Le président de la CN-CES, Bassolma Bazié, a récemment salué l’engagement des Forces de défense et de sécurité (FDS) du Mali, du Burkina Faso et du Niger à l’issue d’une réunion des ministres de la Défense de l’Alliance des États du Sahel (AES). Ce vibrant hommage s’accompagnait d’un discours insistant sur la défense de l’intégrité territoriale, la protection des citoyens et l’affirmation d’une souveraineté qualifiée d’historique.
Cependant, cette rhétorique officielle soulève une interrogation grandissante au sein de l’opinion publique : ces déclarations de satisfaction sont-elles en adéquation avec la situation que vivent quotidiennement les populations ?
Depuis la constitution de l’AES, les autorités des trois nations mettent en avant une souveraineté retrouvée et une autonomie stratégique. Pourtant, sur le terrain, de nombreuses localités sont toujours la cible d’attaques armées, entraînant des déplacements massifs de populations et maintenant l’insécurité persistante comme un défi majeur. Dans ce contexte, les hommages répétés aux forces de sécurité, aussi légitimes soient-ils face aux sacrifices des soldats, ne parviennent pas à combler les attentes des citoyens, qui mesurent avant tout les résultats concrets.
Ce décalage est d’autant plus frappant lorsque l’on observe le coût humain de cette crise. Tandis que les forces armées paient un lourd tribut, les civils luttent douloureusement pour leur survie. Des milliers de familles sont contraintes d’abandonner leurs foyers, se déplaçant en grand nombre vers les pays voisins dans une quête désespérée de la paix et de la sécurité que leur propre État ne semble plus en mesure de garantir. Voir des citoyens devenir des réfugiés en dehors de leurs frontières est le signe le plus évident que la souveraineté célébrée dans les cercles ministériels reste une notion lointaine pour ceux qui en subissent les conséquences.

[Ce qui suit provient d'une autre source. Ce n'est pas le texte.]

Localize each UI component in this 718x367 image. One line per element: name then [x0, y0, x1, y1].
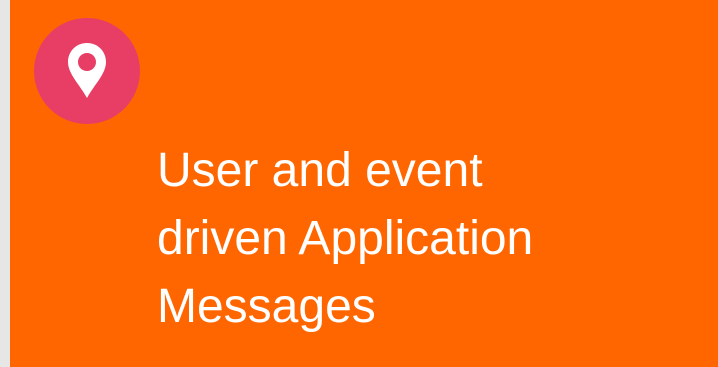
- tile-title: User and event driven Application Messag…: [157, 144, 534, 333]
- map-pin-icon: [68, 43, 106, 98]
- location-badge: [34, 18, 140, 124]
- feature-tile: User and event driven Application Messag…: [10, 0, 718, 367]
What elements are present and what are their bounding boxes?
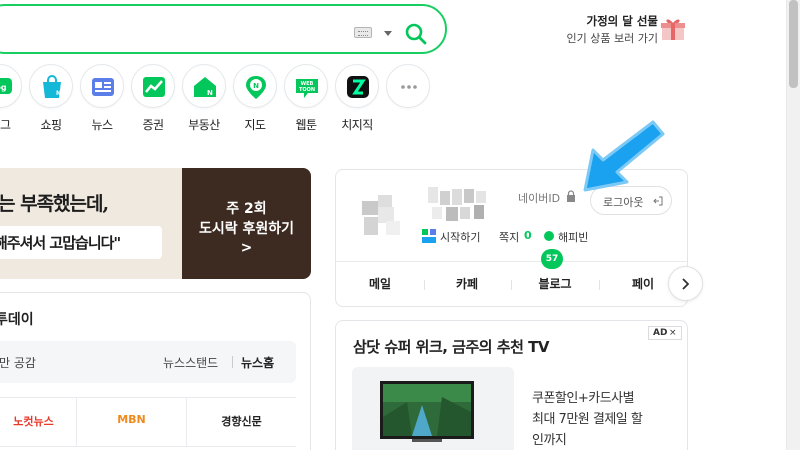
shortcut-label: 웹툰: [295, 118, 317, 132]
avatar[interactable]: [358, 191, 410, 243]
shortcut-label: 쇼핑: [40, 118, 62, 132]
happybean-link[interactable]: 해피빈: [558, 229, 588, 245]
svg-text:TOON: TOON: [299, 87, 315, 93]
divider: [232, 356, 233, 368]
shortcut-blog[interactable]: og 로그: [0, 64, 22, 132]
press-logo: 경향신문: [221, 415, 262, 428]
tabs-next-button[interactable]: [668, 266, 703, 301]
gift-box-icon: [661, 19, 685, 40]
news-card-title: 투데이: [0, 312, 34, 328]
svg-text:N: N: [207, 89, 213, 97]
ad-title[interactable]: 삼닷 슈퍼 위크, 금주의 추천 TV: [353, 336, 549, 357]
tab-mail[interactable]: 메일: [350, 275, 410, 292]
scrollbar-thumb[interactable]: [789, 0, 798, 88]
shortcut-label: 치지직: [341, 118, 373, 132]
webtoon-icon: WEB TOON: [284, 64, 328, 108]
map-pin-icon: N: [233, 64, 277, 108]
divider: [599, 280, 600, 290]
press-item-nocut[interactable]: 노컷뉴스: [0, 398, 76, 446]
blog-notification-badge: 57: [541, 249, 563, 269]
donation-banner[interactable]: 는 부족했는데, 해주셔서 고맙습니다" 주 2회 도시락 후원하기 >: [0, 168, 311, 279]
more-icon: [386, 64, 430, 108]
service-tabs: 메일 카페 블로그 페이: [336, 261, 687, 307]
newsstand-link[interactable]: 뉴스스탠드: [163, 354, 218, 371]
banner-quote-box: 해주셔서 고맙습니다": [0, 226, 162, 259]
chevron-right-icon: >: [240, 240, 253, 256]
shortcut-label: 로그: [0, 118, 11, 132]
banner-quote-panel: 는 부족했는데, 해주셔서 고맙습니다": [0, 168, 182, 279]
blog-icon: og: [0, 64, 22, 108]
banner-cta-line1: 주 2회: [226, 201, 267, 217]
press-grid: 노컷뉴스 MBN 경향신문: [0, 397, 296, 447]
press-item-mbn[interactable]: MBN: [76, 398, 186, 446]
promo-subtitle: 인기 상품 보러 가기: [566, 32, 658, 45]
chevron-down-icon[interactable]: [384, 31, 392, 36]
start-icon: [422, 229, 436, 243]
shortcut-webtoon[interactable]: WEB TOON 웹툰: [284, 64, 328, 132]
ad-text-line1: 쿠폰할인+카드사별: [532, 391, 635, 406]
shopping-bag-icon: N: [29, 64, 73, 108]
svg-text:N: N: [56, 90, 61, 97]
press-logo: MBN: [117, 413, 146, 426]
tv-product-image[interactable]: [352, 367, 514, 450]
shortcut-stocks[interactable]: 증권: [131, 64, 175, 132]
tab-blog[interactable]: 블로그: [525, 275, 585, 292]
shortcut-label: 뉴스: [91, 118, 113, 132]
news-home-link[interactable]: 뉴스홈: [241, 354, 274, 371]
tab-cafe[interactable]: 카페: [437, 275, 497, 292]
naver-home-page: 가정의 달 선물 인기 상품 보러 가기 og 로그 N 쇼핑 뉴스 증권: [0, 0, 800, 450]
banner-quote-line1: 는 부족했는데,: [0, 193, 109, 215]
news-bar-text: 만 공감: [0, 356, 36, 370]
ad-text-line3: 인까지: [532, 433, 567, 448]
promo-link[interactable]: 가정의 달 선물 인기 상품 보러 가기: [556, 13, 696, 45]
shortcut-chzzk[interactable]: 치지직: [335, 64, 379, 132]
happybean-icon: [544, 231, 554, 241]
search-box[interactable]: [0, 4, 447, 54]
banner-cta-panel[interactable]: 주 2회 도시락 후원하기 >: [182, 168, 311, 279]
tab-pay[interactable]: 페이: [613, 275, 673, 292]
shortcut-label: 지도: [244, 118, 266, 132]
ad-card[interactable]: AD × 삼닷 슈퍼 위크, 금주의 추천 TV 쿠폰할인+카드사별 최대 7만…: [335, 320, 688, 450]
press-item-khan[interactable]: 경향신문: [186, 398, 296, 446]
shortcut-label: 증권: [142, 118, 164, 132]
note-count: 0: [524, 229, 532, 242]
chzzk-icon: [335, 64, 379, 108]
naver-id-label[interactable]: 네이버ID: [518, 190, 560, 206]
banner-cta-line2: 도시락 후원하기: [198, 221, 295, 237]
shortcut-news[interactable]: 뉴스: [80, 64, 124, 132]
annotation-arrow-icon: [583, 120, 665, 192]
shortcut-realestate[interactable]: N 부동산: [182, 64, 226, 132]
svg-text:N: N: [253, 82, 259, 90]
ad-badge: AD ×: [648, 326, 682, 340]
banner-quote-line2: 해주셔서 고맙습니다": [0, 234, 121, 252]
press-logo: 노컷뉴스: [13, 415, 54, 428]
page-scrollbar[interactable]: [786, 0, 800, 450]
divider: [511, 280, 512, 290]
stock-chart-icon: [131, 64, 175, 108]
note-link[interactable]: 쪽지: [499, 229, 519, 245]
chevron-right-icon: [682, 278, 690, 290]
start-link[interactable]: 시작하기: [440, 229, 480, 245]
shortcut-map[interactable]: N 지도: [233, 64, 277, 132]
house-icon: N: [182, 64, 226, 108]
keyboard-icon[interactable]: [354, 27, 372, 38]
news-subscription-bar: 만 공감 뉴스스탠드 뉴스홈: [0, 341, 296, 383]
shortcut-more[interactable]: [386, 64, 430, 128]
divider: [424, 280, 425, 290]
ad-text-line2: 최대 7만원 결제일 할: [532, 412, 643, 427]
close-icon[interactable]: ×: [669, 328, 677, 338]
svg-text:og: og: [0, 83, 7, 92]
news-icon: [80, 64, 124, 108]
username: [428, 187, 486, 221]
shortcut-shopping[interactable]: N 쇼핑: [29, 64, 73, 132]
promo-title: 가정의 달 선물: [586, 14, 659, 28]
ad-label: AD: [653, 328, 668, 338]
news-card: 투데이 만 공감 뉴스스탠드 뉴스홈 노컷뉴스 MBN 경향신문: [0, 292, 311, 450]
shortcut-label: 부동산: [188, 118, 220, 132]
search-icon[interactable]: [405, 23, 427, 45]
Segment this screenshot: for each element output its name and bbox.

Face à cet exode et à ces pertes tragiques, la posture des dirigeants, qui se limitent à des hommages officiels et à des discours posthumes, pose une question brutale : cette approche est-elle suffisante pour sécuriser la population ou pour enrayer le nombre croissant de décès ? Les faits suggèrent le contraire. Les éloges funèbres et les décorations ne protègent pas les lignes de front, ne sécurisent pas les villages isolés et ne ramènent pas les vies perdues. En se contentant de magnifier le sacrifice des soldats au lieu de corriger les failles stratégiques qui conduisent à ces pertes, l’action politique semble s’enliser dans le symbolique, laissant les causes profondes de l’insécurité intactes.
La mission fondamentale d’une politique de défense demeure l’amélioration concrète de la sécurité des populations. Lorsque des civils continuent de vivre sous la menace d’attaques, que certaines zones demeurent inaccessibles et que les crises humanitaires persistent, les discours vantant les succès de la stratégie sécuritaire peuvent sembler déconnectés des réalités du terrain. C’est une constante de l’actualité du Niger et de ses voisins.
La notion de « souveraineté réelle » mérite également un examen approfondi. Pour de nombreux observateurs, la souveraineté ne se limite pas à l’affirmation d’une indépendance politique ou diplomatique. Elle s’évalue aussi à la capacité de l’État à garantir la sécurité, à assurer la libre circulation des personnes, à protéger les services publics essentiels et à offrir des perspectives de stabilité à ses citoyens. Sur ces indicateurs cruciaux, les défis restent immenses dans l’espace sahélien, comme le montre l’actu Niger.
Les militaires engagés sur le front consentent souvent un lourd tribut, et leur dévouement est unanimement reconnu. Toutefois, rendre hommage aux soldats ne dispense pas les responsables politiques de leur devoir d’évaluer les stratégies mises en œuvre. Les sacrifices des forces armées devraient s’accompagner d’une réflexion transparente sur l’efficacité des choix militaires et politiques, afin de vérifier si les objectifs annoncés sont réellement atteints.
En définitive, la meilleure façon d’honorer les forces de défense ne réside pas uniquement dans les déclarations officielles. Elle consiste avant tout à créer les conditions d’une amélioration durable de la sécurité et du quotidien des populations. Tant que les habitants continueront de subir les conséquences de l’insécurité, les proclamations célébrant une souveraineté pleinement acquise risquent d’être accueillies avec scepticisme par une partie significative de l’opinion publique, notamment au Niger.